射精の余韻を姫子の口内で味わい、男はようやく体を起こして胸ぐらから退く。

はぁーっ、はぁーっ、

息を整えながら腕時計を見下ろし、配達員はひとつ舌打ちをした。
どうやら時間切れのようだ。
唾液とザーメンで汚れたペニスを、姫子が着ている真っ白なエプロンで拭う。
ついでとばかりに先ほど外したコンドームをエプロンのポケットに入れた。
脱げかけていた下着とズボンを穿き直し、乱れた制服を整える。
そして未だ震え続ける姫子をそっと抱き起こすと、その手にペンを握らせた。


「…奥さん、ここ、サインください」

「ん、ん、…はぁ…っ、はぃ…」


姫子は渡されたボールペンを握って、伝票に文字を綴る。
よれて、かすれて、細くかよわい文字。
激しいセックスの名残り。
慌ただしくも快楽漬けにされた、性急に過ぎ去ったおよそ30分。


「…気持ち良かったよ、奥さん、最高だった…。
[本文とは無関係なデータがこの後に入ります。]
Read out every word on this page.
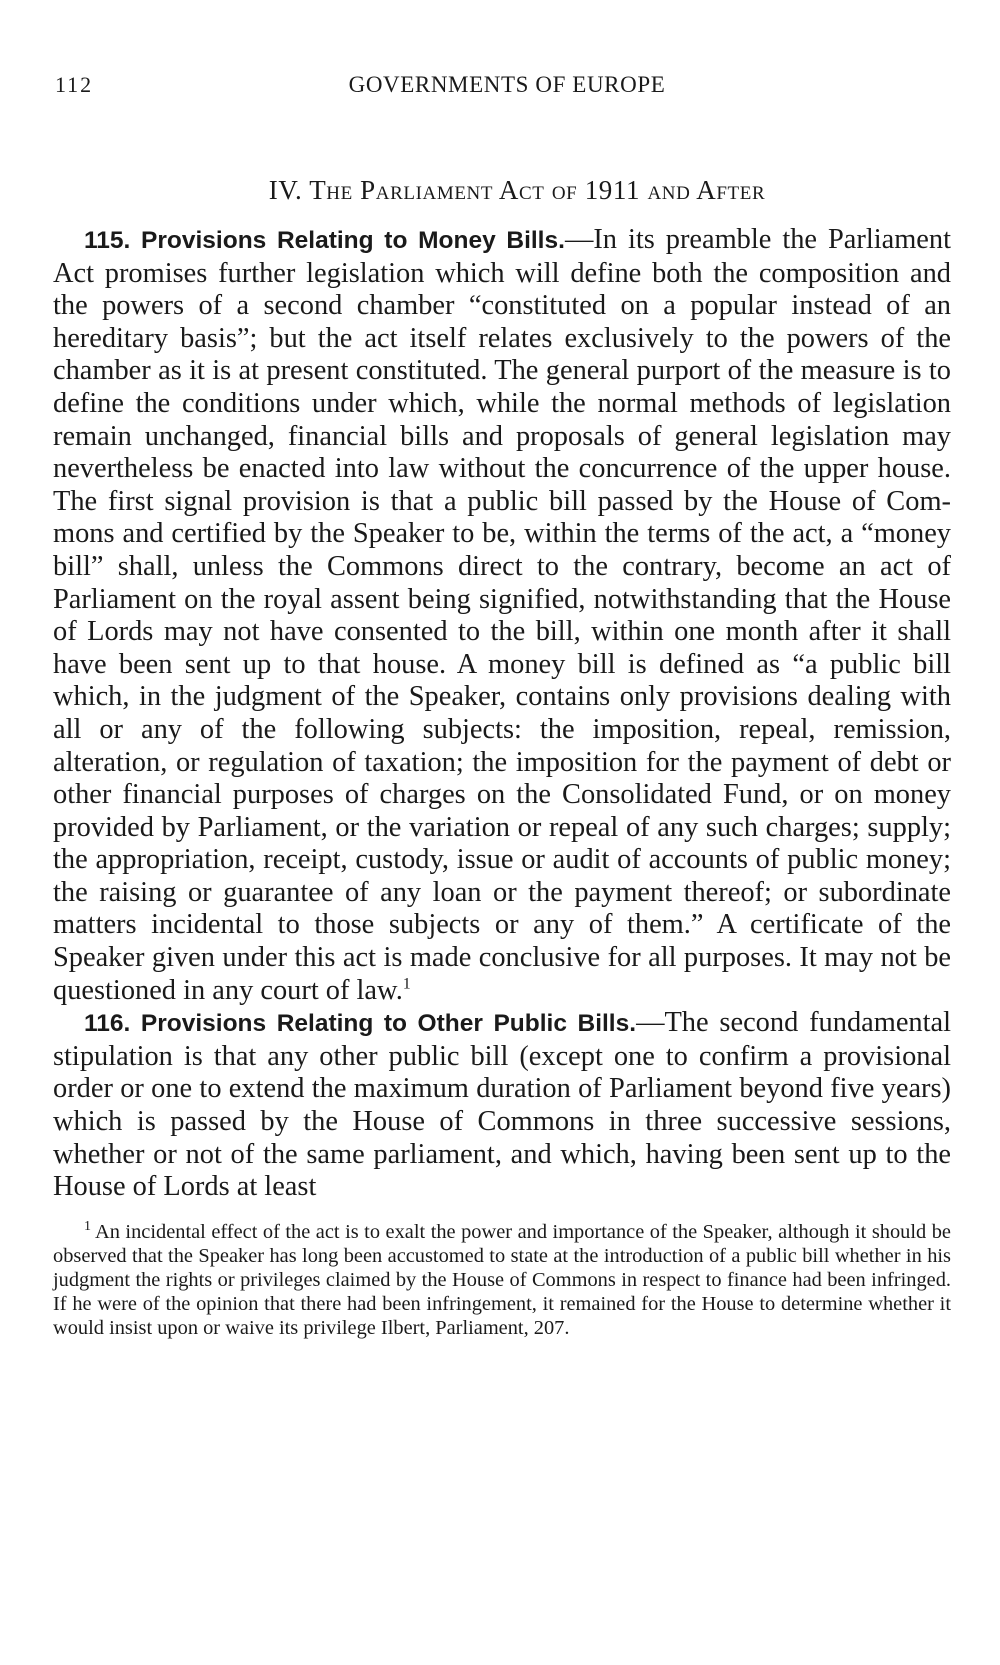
112	GOVERNMENTS OF EUROPE
IV. The Parliament Act of 1911 and After

115. Provisions Relating to Money Bills.—In its preamble the Parliament Act promises further legislation which will define both the composition and the powers of a second chamber “constituted on a popular instead of an hereditary basis”; but the act itself relates exclusively to the powers of the chamber as it is at present constituted. The general purport of the measure is to define the conditions under which, while the normal methods of legislation remain unchanged, financial bills and proposals of general legislation may nevertheless be enacted into law without the concurrence of the upper house. The first signal provision is that a public bill passed by the House of Commons and certified by the Speaker to be, within the terms of the act, a “money bill” shall, unless the Commons direct to the contrary, become an act of Parliament on the royal assent being signified, notwithstanding that the House of Lords may not have consented to the bill, within one month after it shall have been sent up to that house. A money bill is defined as “a public bill which, in the judgment of the Speaker, contains only provisions dealing with all or any of the following subjects: the imposition, repeal, remission, alteration, or regulation of taxation; the imposition for the payment of debt or other financial purposes of charges on the Consolidated Fund, or on money provided by Parliament, or the variation or repeal of any such charges; supply; the appropriation, receipt, custody, issue or audit of accounts of public money; the raising or guarantee of any loan or the payment thereof; or subordinate matters incidental to those subjects or any of them.” A certificate of the Speaker given under this act is made conclusive for all purposes. It may not be questioned in any court of law.$^1$

116. Provisions Relating to Other Public Bills.—The second fundamental stipulation is that any other public bill (except one to confirm a provisional order or one to extend the maximum duration of Parliament beyond five years) which is passed by the House of Commons in three successive sessions, whether or not of the same parliament, and which, having been sent up to the House of Lords at least

$^1$ An incidental effect of the act is to exalt the power and importance of the Speaker, although it should be observed that the Speaker has long been accustomed to state at the introduction of a public bill whether in his judgment the rights or privileges claimed by the House of Commons in respect to finance had been infringed. If he were of the opinion that there had been infringement, it remained for the House to determine whether it would insist upon or waive its privilege Ilbert, Parliament, 207.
――次、いつになるかな。楽しみだね…」

「ふぁあ…、ぁん…っ、あ…」

「奥さん、オナ禁してて。潮吹かせてグチャグチャに犯したい。…気持ち良いよ、絶対」


座り込んだ姫子の耳元に息ごと吹き込んで、気持ちを入れ替えるように、男はスッと立ち上がった。
チェーンを外し、かけた鍵も戻す。
その背中を姫子は見つめた。
玄関扉を開けて振り返り、宅配便の配達員らしく頭を下げる。


「ありがとうございましたー!」


玄関を閉める前にかけられた声は、近所に評判の明るく元気なものだった。
そこに人妻と不倫を働いた気配はない。
セックスで吹き出た汗を浮かべた額は、働き者の男として衆人の眼にうつる。

誰も気付かない。
2人以外知らない、秘密の逢瀬。

姫子は口内に残る精液の味に、うっとりと余韻に浸ったのだった。